A 3-2 victory was no less than West Ham merited, a win that places them in the thick of what was supposed to be a three-team dust up at the top of the table. It is far too early to suggest that Moyes’ side might be able to keep up with the pacesetters for a further 27 games when they seem more vulnerable than most to injuries in the wrong position. Take Michail Antonio, Declan Rice or Aaron Cresswell out of this team and it may not have the look of England’s fourth-best side. But they are in it right now and with them in place, there is no reason why this statement win cannot be followed with further balmy moments in Stratford.
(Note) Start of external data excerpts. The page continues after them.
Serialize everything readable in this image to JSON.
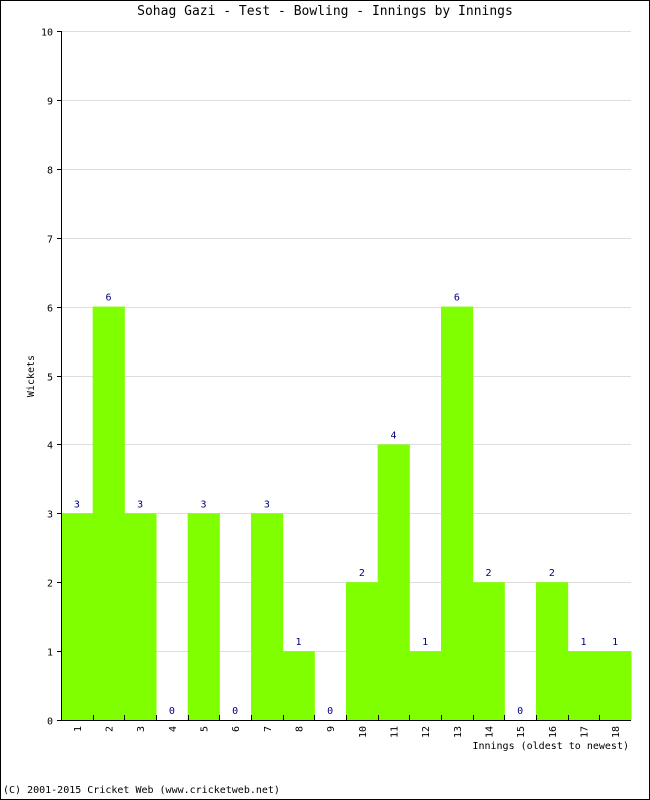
{
  "chart_data": {
    "type": "bar",
    "title": "Sohag Gazi - Test - Bowling - Innings by Innings",
    "xlabel": "Innings (oldest to newest)",
    "ylabel": "Wickets",
    "categories": [
      "1",
      "2",
      "3",
      "4",
      "5",
      "6",
      "7",
      "8",
      "9",
      "10",
      "11",
      "12",
      "13",
      "14",
      "15",
      "16",
      "17",
      "18"
    ],
    "values": [
      3,
      6,
      3,
      0,
      3,
      0,
      3,
      1,
      0,
      2,
      4,
      1,
      6,
      2,
      0,
      2,
      1,
      1
    ],
    "ylim": [
      0,
      10
    ],
    "yticks": [
      0,
      1,
      2,
      3,
      4,
      5,
      6,
      7,
      8,
      9,
      10
    ],
    "grid": true,
    "legend": "none",
    "bar_color": "#80ff00",
    "label_color": "#000080",
    "grid_color": "#dddddd"
  },
  "footer": "(C) 2001-2015 Cricket Web (www.cricketweb.net)"
}
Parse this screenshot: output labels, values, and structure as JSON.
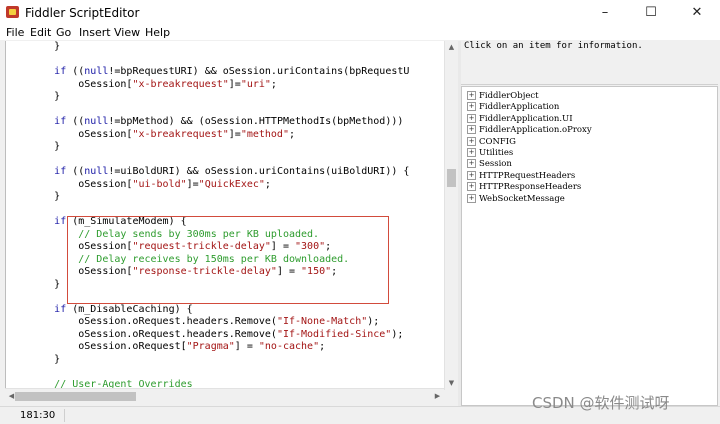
{
  "window": {
    "title": "Fiddler ScriptEditor",
    "controls": {
      "minimize": "–",
      "maximize": "☐",
      "close": "✕"
    }
  },
  "menu": [
    "File",
    "Edit",
    "Go",
    "Insert",
    "View",
    "Help"
  ],
  "code_lines": [
    [
      {
        "t": "        }",
        "c": ""
      }
    ],
    [
      {
        "t": "",
        "c": ""
      }
    ],
    [
      {
        "t": "        ",
        "c": ""
      },
      {
        "t": "if",
        "c": "kw"
      },
      {
        "t": " ((",
        "c": ""
      },
      {
        "t": "null",
        "c": "kw"
      },
      {
        "t": "!=bpRequestURI) && oSession.uriContains(bpRequestU",
        "c": ""
      }
    ],
    [
      {
        "t": "            oSession[",
        "c": ""
      },
      {
        "t": "\"x-breakrequest\"",
        "c": "str"
      },
      {
        "t": "]=",
        "c": ""
      },
      {
        "t": "\"uri\"",
        "c": "str"
      },
      {
        "t": ";",
        "c": ""
      }
    ],
    [
      {
        "t": "        }",
        "c": ""
      }
    ],
    [
      {
        "t": "",
        "c": ""
      }
    ],
    [
      {
        "t": "        ",
        "c": ""
      },
      {
        "t": "if",
        "c": "kw"
      },
      {
        "t": " ((",
        "c": ""
      },
      {
        "t": "null",
        "c": "kw"
      },
      {
        "t": "!=bpMethod) && (oSession.HTTPMethodIs(bpMethod)))",
        "c": ""
      }
    ],
    [
      {
        "t": "            oSession[",
        "c": ""
      },
      {
        "t": "\"x-breakrequest\"",
        "c": "str"
      },
      {
        "t": "]=",
        "c": ""
      },
      {
        "t": "\"method\"",
        "c": "str"
      },
      {
        "t": ";",
        "c": ""
      }
    ],
    [
      {
        "t": "        }",
        "c": ""
      }
    ],
    [
      {
        "t": "",
        "c": ""
      }
    ],
    [
      {
        "t": "        ",
        "c": ""
      },
      {
        "t": "if",
        "c": "kw"
      },
      {
        "t": " ((",
        "c": ""
      },
      {
        "t": "null",
        "c": "kw"
      },
      {
        "t": "!=uiBoldURI) && oSession.uriContains(uiBoldURI)) {",
        "c": ""
      }
    ],
    [
      {
        "t": "            oSession[",
        "c": ""
      },
      {
        "t": "\"ui-bold\"",
        "c": "str"
      },
      {
        "t": "]=",
        "c": ""
      },
      {
        "t": "\"QuickExec\"",
        "c": "str"
      },
      {
        "t": ";",
        "c": ""
      }
    ],
    [
      {
        "t": "        }",
        "c": ""
      }
    ],
    [
      {
        "t": "",
        "c": ""
      }
    ],
    [
      {
        "t": "        ",
        "c": ""
      },
      {
        "t": "if",
        "c": "kw"
      },
      {
        "t": " (m_SimulateModem) {",
        "c": ""
      }
    ],
    [
      {
        "t": "            ",
        "c": ""
      },
      {
        "t": "// Delay sends by 300ms per KB uploaded.",
        "c": "cm"
      }
    ],
    [
      {
        "t": "            oSession[",
        "c": ""
      },
      {
        "t": "\"request-trickle-delay\"",
        "c": "str"
      },
      {
        "t": "] = ",
        "c": ""
      },
      {
        "t": "\"300\"",
        "c": "str"
      },
      {
        "t": ";",
        "c": ""
      }
    ],
    [
      {
        "t": "            ",
        "c": ""
      },
      {
        "t": "// Delay receives by 150ms per KB downloaded.",
        "c": "cm"
      }
    ],
    [
      {
        "t": "            oSession[",
        "c": ""
      },
      {
        "t": "\"response-trickle-delay\"",
        "c": "str"
      },
      {
        "t": "] = ",
        "c": ""
      },
      {
        "t": "\"150\"",
        "c": "str"
      },
      {
        "t": ";",
        "c": ""
      }
    ],
    [
      {
        "t": "        }",
        "c": ""
      }
    ],
    [
      {
        "t": "",
        "c": ""
      }
    ],
    [
      {
        "t": "        ",
        "c": ""
      },
      {
        "t": "if",
        "c": "kw"
      },
      {
        "t": " (m_DisableCaching) {",
        "c": ""
      }
    ],
    [
      {
        "t": "            oSession.oRequest.headers.Remove(",
        "c": ""
      },
      {
        "t": "\"If-None-Match\"",
        "c": "str"
      },
      {
        "t": ");",
        "c": ""
      }
    ],
    [
      {
        "t": "            oSession.oRequest.headers.Remove(",
        "c": ""
      },
      {
        "t": "\"If-Modified-Since\"",
        "c": "str"
      },
      {
        "t": ");",
        "c": ""
      }
    ],
    [
      {
        "t": "            oSession.oRequest[",
        "c": ""
      },
      {
        "t": "\"Pragma\"",
        "c": "str"
      },
      {
        "t": "] = ",
        "c": ""
      },
      {
        "t": "\"no-cache\"",
        "c": "str"
      },
      {
        "t": ";",
        "c": ""
      }
    ],
    [
      {
        "t": "        }",
        "c": ""
      }
    ],
    [
      {
        "t": "",
        "c": ""
      }
    ],
    [
      {
        "t": "        ",
        "c": ""
      },
      {
        "t": "// User-Agent Overrides",
        "c": "cm"
      }
    ]
  ],
  "info_panel": {
    "text": "Click on an item for information."
  },
  "tree_items": [
    "FiddlerObject",
    "FiddlerApplication",
    "FiddlerApplication.UI",
    "FiddlerApplication.oProxy",
    "CONFIG",
    "Utilities",
    "Session",
    "HTTPRequestHeaders",
    "HTTPResponseHeaders",
    "WebSocketMessage"
  ],
  "status": {
    "position": "181:30"
  },
  "watermark": "CSDN @软件测试呀",
  "colors": {
    "keyword": "#1a1aa6",
    "string": "#a31515",
    "comment": "#2e9c2e",
    "highlight_border": "#d24b3c"
  }
}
From the outset, West Ham had a plan to hit their opposition where it hurt the most. Their approach was not as progressive as it has been this season but, as Moyes noted, their desire to keep the ball came up against a Liverpool side that could take it off them very swiftly. Still, they found the weak points. Trent Alexander-Arnold showed why he is worth the defensive sacrifices that Liverpool make with the superb free-kick to level the scoreline at 1-1 but he left space behind him that the Hammers were more than ready to exploit. Down that flank Antonio, in particular, was able to make something out of nothing, a stuttering run down the left forcing Virgil van Dijk into giving up a corner early on. That is a far more dangerous concession against this team than most.

Jurgen Klopp was far from impressed that the opener stood, Pablo Fornals’ corner clipping Alisson’s glove as he went to punch it clear only for it to fly into the net. Angelo Ogbonna was offering robust competition to win the ball but if Craig Pawson deemed it to be fair there was little chance that video assistant referee Stuart Attwell would overturn it. Add another early incident that favored the hosts — Aaron Cresswell rolling his studs over the top of the ball and into Jordan Henderson — and there was a sense of indignation that might have taken Liverpool’s focus off the challenging task in hand.
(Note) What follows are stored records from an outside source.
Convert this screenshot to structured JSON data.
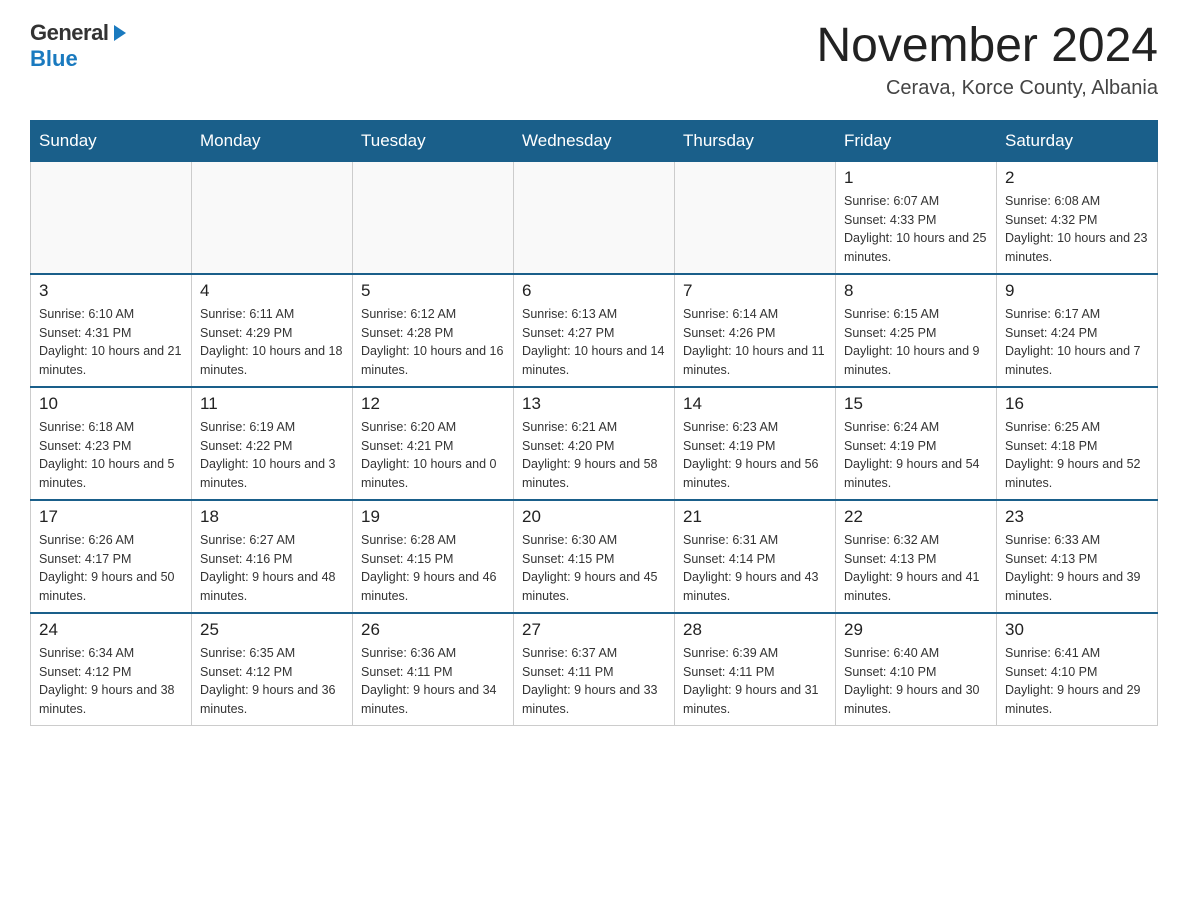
{
  "logo": {
    "general": "General",
    "blue": "Blue",
    "arrow": "▶"
  },
  "title": {
    "month_year": "November 2024",
    "location": "Cerava, Korce County, Albania"
  },
  "days_of_week": [
    "Sunday",
    "Monday",
    "Tuesday",
    "Wednesday",
    "Thursday",
    "Friday",
    "Saturday"
  ],
  "weeks": [
    [
      {
        "day": "",
        "info": ""
      },
      {
        "day": "",
        "info": ""
      },
      {
        "day": "",
        "info": ""
      },
      {
        "day": "",
        "info": ""
      },
      {
        "day": "",
        "info": ""
      },
      {
        "day": "1",
        "info": "Sunrise: 6:07 AM\nSunset: 4:33 PM\nDaylight: 10 hours and 25 minutes."
      },
      {
        "day": "2",
        "info": "Sunrise: 6:08 AM\nSunset: 4:32 PM\nDaylight: 10 hours and 23 minutes."
      }
    ],
    [
      {
        "day": "3",
        "info": "Sunrise: 6:10 AM\nSunset: 4:31 PM\nDaylight: 10 hours and 21 minutes."
      },
      {
        "day": "4",
        "info": "Sunrise: 6:11 AM\nSunset: 4:29 PM\nDaylight: 10 hours and 18 minutes."
      },
      {
        "day": "5",
        "info": "Sunrise: 6:12 AM\nSunset: 4:28 PM\nDaylight: 10 hours and 16 minutes."
      },
      {
        "day": "6",
        "info": "Sunrise: 6:13 AM\nSunset: 4:27 PM\nDaylight: 10 hours and 14 minutes."
      },
      {
        "day": "7",
        "info": "Sunrise: 6:14 AM\nSunset: 4:26 PM\nDaylight: 10 hours and 11 minutes."
      },
      {
        "day": "8",
        "info": "Sunrise: 6:15 AM\nSunset: 4:25 PM\nDaylight: 10 hours and 9 minutes."
      },
      {
        "day": "9",
        "info": "Sunrise: 6:17 AM\nSunset: 4:24 PM\nDaylight: 10 hours and 7 minutes."
      }
    ],
    [
      {
        "day": "10",
        "info": "Sunrise: 6:18 AM\nSunset: 4:23 PM\nDaylight: 10 hours and 5 minutes."
      },
      {
        "day": "11",
        "info": "Sunrise: 6:19 AM\nSunset: 4:22 PM\nDaylight: 10 hours and 3 minutes."
      },
      {
        "day": "12",
        "info": "Sunrise: 6:20 AM\nSunset: 4:21 PM\nDaylight: 10 hours and 0 minutes."
      },
      {
        "day": "13",
        "info": "Sunrise: 6:21 AM\nSunset: 4:20 PM\nDaylight: 9 hours and 58 minutes."
      },
      {
        "day": "14",
        "info": "Sunrise: 6:23 AM\nSunset: 4:19 PM\nDaylight: 9 hours and 56 minutes."
      },
      {
        "day": "15",
        "info": "Sunrise: 6:24 AM\nSunset: 4:19 PM\nDaylight: 9 hours and 54 minutes."
      },
      {
        "day": "16",
        "info": "Sunrise: 6:25 AM\nSunset: 4:18 PM\nDaylight: 9 hours and 52 minutes."
      }
    ],
    [
      {
        "day": "17",
        "info": "Sunrise: 6:26 AM\nSunset: 4:17 PM\nDaylight: 9 hours and 50 minutes."
      },
      {
        "day": "18",
        "info": "Sunrise: 6:27 AM\nSunset: 4:16 PM\nDaylight: 9 hours and 48 minutes."
      },
      {
        "day": "19",
        "info": "Sunrise: 6:28 AM\nSunset: 4:15 PM\nDaylight: 9 hours and 46 minutes."
      },
      {
        "day": "20",
        "info": "Sunrise: 6:30 AM\nSunset: 4:15 PM\nDaylight: 9 hours and 45 minutes."
      },
      {
        "day": "21",
        "info": "Sunrise: 6:31 AM\nSunset: 4:14 PM\nDaylight: 9 hours and 43 minutes."
      },
      {
        "day": "22",
        "info": "Sunrise: 6:32 AM\nSunset: 4:13 PM\nDaylight: 9 hours and 41 minutes."
      },
      {
        "day": "23",
        "info": "Sunrise: 6:33 AM\nSunset: 4:13 PM\nDaylight: 9 hours and 39 minutes."
      }
    ],
    [
      {
        "day": "24",
        "info": "Sunrise: 6:34 AM\nSunset: 4:12 PM\nDaylight: 9 hours and 38 minutes."
      },
      {
        "day": "25",
        "info": "Sunrise: 6:35 AM\nSunset: 4:12 PM\nDaylight: 9 hours and 36 minutes."
      },
      {
        "day": "26",
        "info": "Sunrise: 6:36 AM\nSunset: 4:11 PM\nDaylight: 9 hours and 34 minutes."
      },
      {
        "day": "27",
        "info": "Sunrise: 6:37 AM\nSunset: 4:11 PM\nDaylight: 9 hours and 33 minutes."
      },
      {
        "day": "28",
        "info": "Sunrise: 6:39 AM\nSunset: 4:11 PM\nDaylight: 9 hours and 31 minutes."
      },
      {
        "day": "29",
        "info": "Sunrise: 6:40 AM\nSunset: 4:10 PM\nDaylight: 9 hours and 30 minutes."
      },
      {
        "day": "30",
        "info": "Sunrise: 6:41 AM\nSunset: 4:10 PM\nDaylight: 9 hours and 29 minutes."
      }
    ]
  ]
}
“The first [goal] they score is a foul on the goalkeeper, the arm goes into Alisson’s arm so how can he catch it? That makes no sense,” asked Klopp after the game. “Aaron Cresswell’s was a reckless challenge on Jordan Henderson, even when he touched the ball before so you have to control your body. Two situations which were influential but West Ham did not make the decisions and they won the game.

“What can Alisson do? That is why the goalie is protected. If a player goes up in the air with his arm, it is an important part of the body for the goalkeeper. People will say I am making excuses but I am calm. You need normal decisions from a referee and he did not do that.”

Moyes, meanwhile, contended that the Premier League is a better competition for not allowing goalkeepers complete aerial freedom. That is perhaps unsurprising considering his players can beat pretty much anyone in the air if they don’t have the advantage of being able to catch it anyway.

That it was a disrupted first half from the own goal onwards suited West Ham’s purposes rather more than their opponents. Twice there were lengthy stoppages for Ogbonna to receive treatment on his knee, by the 22nd minute, Craig Dawson was forced to enter the fray. Those circumstances meant that Liverpool struggled to build any great rhythm to their attacks, they could advance the ball up to the final third but then found themselves unable to create the angle for that final pass or shot.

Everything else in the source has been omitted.